Mais son esprit s'épouvantait des proportions que prenait l'intrigue qu'il avait à déjouer. Car il n'en doutait pas: toutes ces manœuvres qu'il découvrait une à une, devaient tendre à un but commun.

André se souvenait, à cette heure, de cette visite que lui avait fait Paul, un jour, sous prétexte de lui remettre vingt francs, et de l'air singulier qu'il avait. Il se rappelait que Paul s'était vanté de gagner un millier de francs par mois, et qu'il n'avait pas su dire où ni à quoi.

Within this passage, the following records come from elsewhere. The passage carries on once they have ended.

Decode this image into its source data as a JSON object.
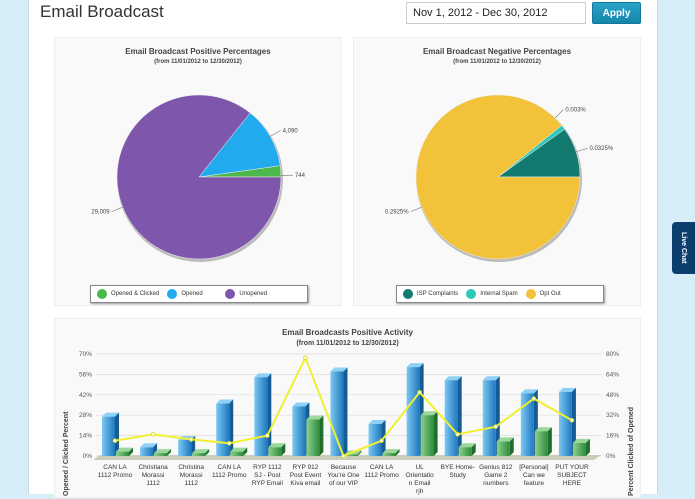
{
  "header": {
    "title": "Email Broadcast",
    "date_range": "Nov 1, 2012 - Dec 30, 2012",
    "apply_label": "Apply"
  },
  "live_chat": "Live Chat",
  "chart_data": [
    {
      "type": "pie",
      "title": "Email Broadcast Positive Percentages",
      "subtitle": "(from 11/01/2012 to 12/30/2012)",
      "slices": [
        {
          "name": "Opened & Clicked",
          "value": 744,
          "label": "744",
          "color": "#4cb84c"
        },
        {
          "name": "Opened",
          "value": 4090,
          "label": "4,090",
          "color": "#22aaee"
        },
        {
          "name": "Unopened",
          "value": 29009,
          "label": "29,009",
          "color": "#7e57ad"
        }
      ],
      "legend": "bottom"
    },
    {
      "type": "pie",
      "title": "Email Broadcast Negative Percentages",
      "subtitle": "(from 11/01/2012 to 12/30/2012)",
      "slices": [
        {
          "name": "ISP Complaints",
          "value": 0.0325,
          "label": "0.0325%",
          "color": "#127a6e"
        },
        {
          "name": "Internal Spam",
          "value": 0.003,
          "label": "0.003%",
          "color": "#2cc8b8"
        },
        {
          "name": "Opt Out",
          "value": 0.2925,
          "label": "0.2925%",
          "color": "#f2c23a"
        }
      ],
      "legend": "bottom"
    },
    {
      "type": "bar",
      "title": "Email Broadcasts Positive Activity",
      "subtitle": "(from 11/01/2012 to 12/30/2012)",
      "ylabel": "Opened / Clicked Percent",
      "y2label": "Percent Clicked of Opened",
      "ylim": [
        0,
        70
      ],
      "yticks": [
        "0%",
        "14%",
        "28%",
        "42%",
        "56%",
        "70%"
      ],
      "y2lim": [
        0,
        80
      ],
      "y2ticks": [
        "0%",
        "16%",
        "32%",
        "48%",
        "64%",
        "80%"
      ],
      "categories": [
        "CAN LA 1112 Promo",
        "Christiana Morassi 1112",
        "Christina Morassi 1112",
        "CAN LA 1112 Promo",
        "RYP 1112 SJ - Post RYP Email",
        "RYP 912 Post Event Kiva email",
        "Because You're One of our VIP",
        "CAN LA 1112 Promo",
        "UL Orientatio n Email rjh",
        "BYE Home- Study",
        "Genius 812 Game 2 numbers",
        "[Personal] Can we feature",
        "PUT YOUR SUBJECT HERE"
      ],
      "series": [
        {
          "type": "bar",
          "axis": "left",
          "color": "#2f8fd0",
          "values": [
            27,
            6,
            11,
            36,
            54,
            34,
            58,
            22,
            61,
            52,
            52,
            43,
            44
          ]
        },
        {
          "type": "bar",
          "axis": "left",
          "color": "#4aa84a",
          "values": [
            3,
            2,
            2,
            3,
            6,
            25,
            1,
            2,
            28,
            6,
            10,
            17,
            9
          ]
        },
        {
          "type": "line",
          "axis": "right",
          "color": "#f0f030",
          "values": [
            12,
            17,
            13,
            10,
            16,
            77,
            0,
            12,
            50,
            17,
            23,
            45,
            28
          ]
        }
      ],
      "grid": true
    }
  ]
}
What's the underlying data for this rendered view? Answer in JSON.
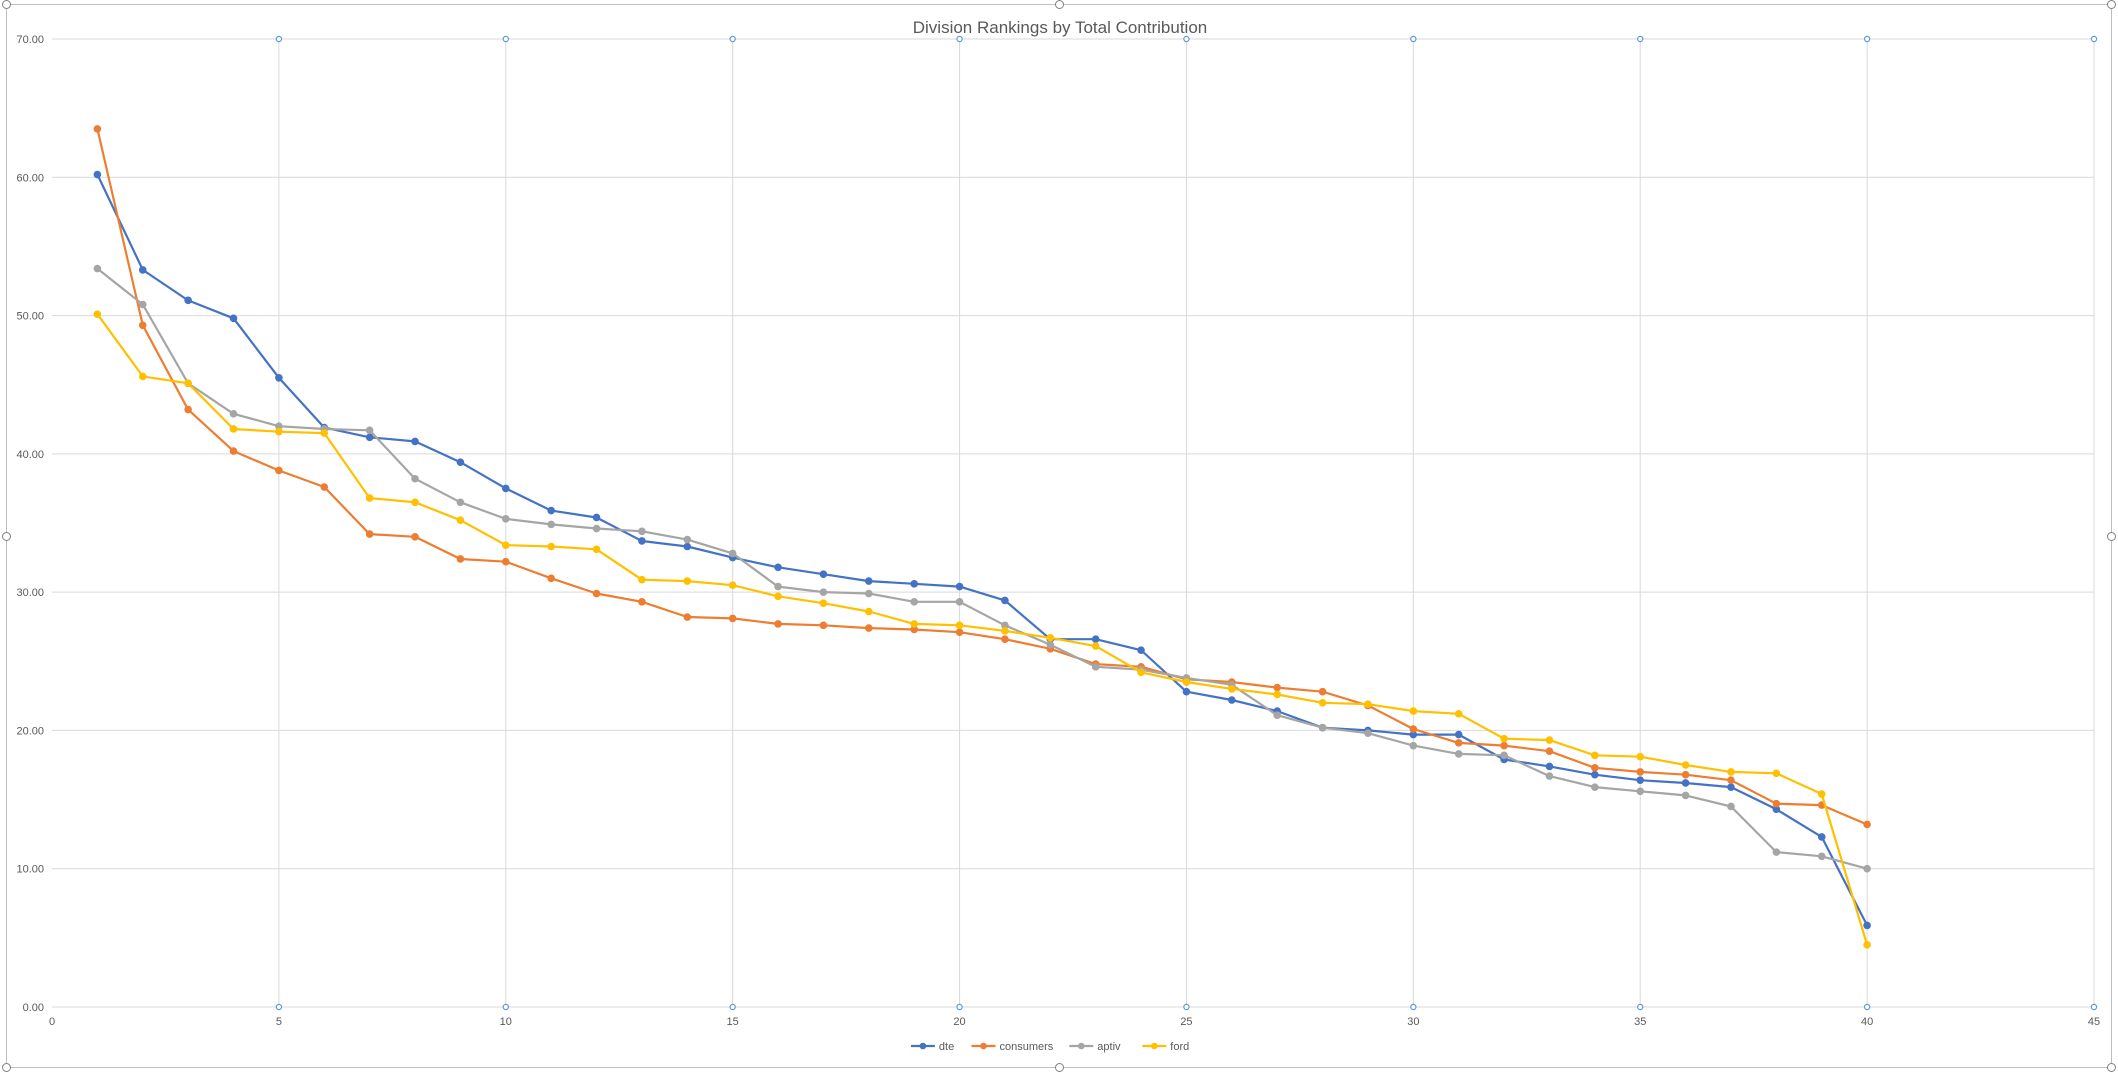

—Paul m'a peut-être oubliée, reprit Rose, je le crains. Une fois je l'ai rencontré chez Van Klopen, et il ne m'a rien dit. Il est vrai qu'il était avec ce Mascarot. Mais n'importe, je suis décidée à le chercher, et à lui demander pardon, et il me pardonnera...

De tout ceci, une conclusion très nette ressortait.

Paul était protégé par l'association... donc il lui était utile, il la servait. Rose était persécutée, donc elle gênait.

Voilà ce que pensait André.

—Et même, ajoutait-il, si Catenac a fait enfermer Rose, c'est que les misérables ont quelque chose à craindre d'elle. S'ils ont essayé de la faire disparaître, c'est que sa seule présence peut déranger leurs combinaisons...

Mais il n'eût pas le temps de poursuivre sa déduction. Le fausset du jeune M. Gaston grinçait dans l'escalier. Bientôt il apparut criant:

—Place au festin!... Que la fête commence!...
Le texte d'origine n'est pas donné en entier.